Praise God that this is not our ultimate end, God has made a way for us to be forgiven.  This forgiveness is nothing light, but it came at the price of His Son.  For those who have faith in Christ, He has passed over their sins by the means of diverting God’s wrath away from us and onto Himself.  God’s justice has been satisfied by Christ taking the holy wrath that we deserve (Romans 3:25).  Instead of God seeing us and our sinful state that is deserving of punishment, He sees Christ righteousness.  He has washed our sins away by Christ blood and cleaned us from our unrighteousness (1 John 1:9).  My sin is no longer on my record, but instead has been transferred to Christ, so that God may remember my sinfulness no more, although my sin was abounding more and more, grace abounded exceedingly more (Isaiah 43:25 and Romans 5:20).  Since we have such a great salvation, God’s wrath does not need to be feared, but instead we can worship Him and serve Him in loving reverence.

June 16, 2009

How are the faithless made right with God

“‘Return, faithless Israel,
declares the Lord.
I will not look on you in anger,
for I am merciful,
declares the Lord;
I will not be angry forever. – Jeremiah 3:12

A key question that we all must wrestle with as we come to this text is, “who is faithless Israel?”  If we are being honest, faithless Israel is none other than you and I.  We are the one who have the played the adulteress and worshiped other God’s.  When we examine our hearts we realize that you and I are the one who have placed faith in peoples and things other than the living God.  There is no one who does God or seeks God, we are all deserving of death and God’s wrath (Romans 3:14 and 6:23).

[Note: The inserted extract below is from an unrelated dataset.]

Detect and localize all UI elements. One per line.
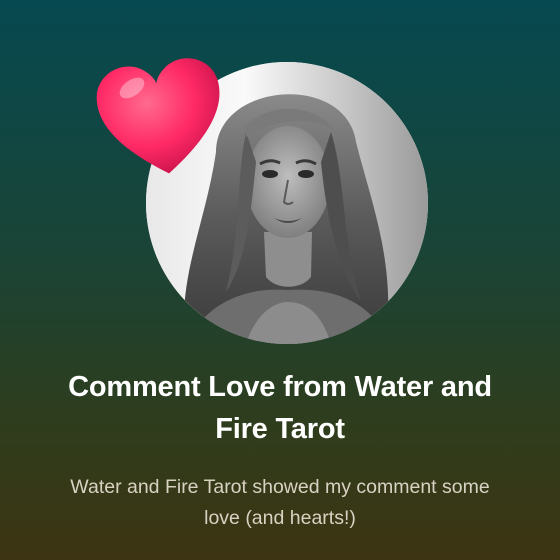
notification-title: Comment Love from Water and Fire Tarot bbox=[68, 371, 492, 445]
heart-icon bbox=[96, 58, 220, 174]
comment-love-card: Comment Love from Water and Fire Tarot W… bbox=[0, 0, 560, 560]
notification-message: Water and Fire Tarot showed my comment s… bbox=[70, 476, 490, 529]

Despite the sad state that we are in, we’re not completely without hope.  Although God has every right to strike us down and make us pay the penalty for our sins, God has called us to return to Him.  Our hope for returning is not on the basis of anything we have done or any goodness in us.  The only way we can return to God is because of Christ completed work on the cross.  On the cross God has offered to exchange my sin for Christ righteousness, but if I am to receive this free gift from God it comes on the one condition that I must confess with my mouth that Jesus is Lord and believe in my heart that God raised him from the dead (Romans 10:9)

If we return to God, we will receive mercy.  To receive mercy we must turn from our sins and turn to God, this a process called repentance and it must be done daily.  The puritan Thomas Watson once said, “”Be as speedy in your repentance as you would have God speedy in His mercies.”  We have gained everything through the cross, God has promised to no longer be angry with us.  There is no more fear of condemnation and are viewed as loved in God’s sight forever more.  What greater motivation do we need to live lives of worship that are characterized by putting off sin and putting on holiness (Colossians 3).  Let us be quick to turn from the things of this world, for God’s love is in us and His will is for us to abide in Him by denying our flesh and all forms of worldiness. (1 John 2:15-17).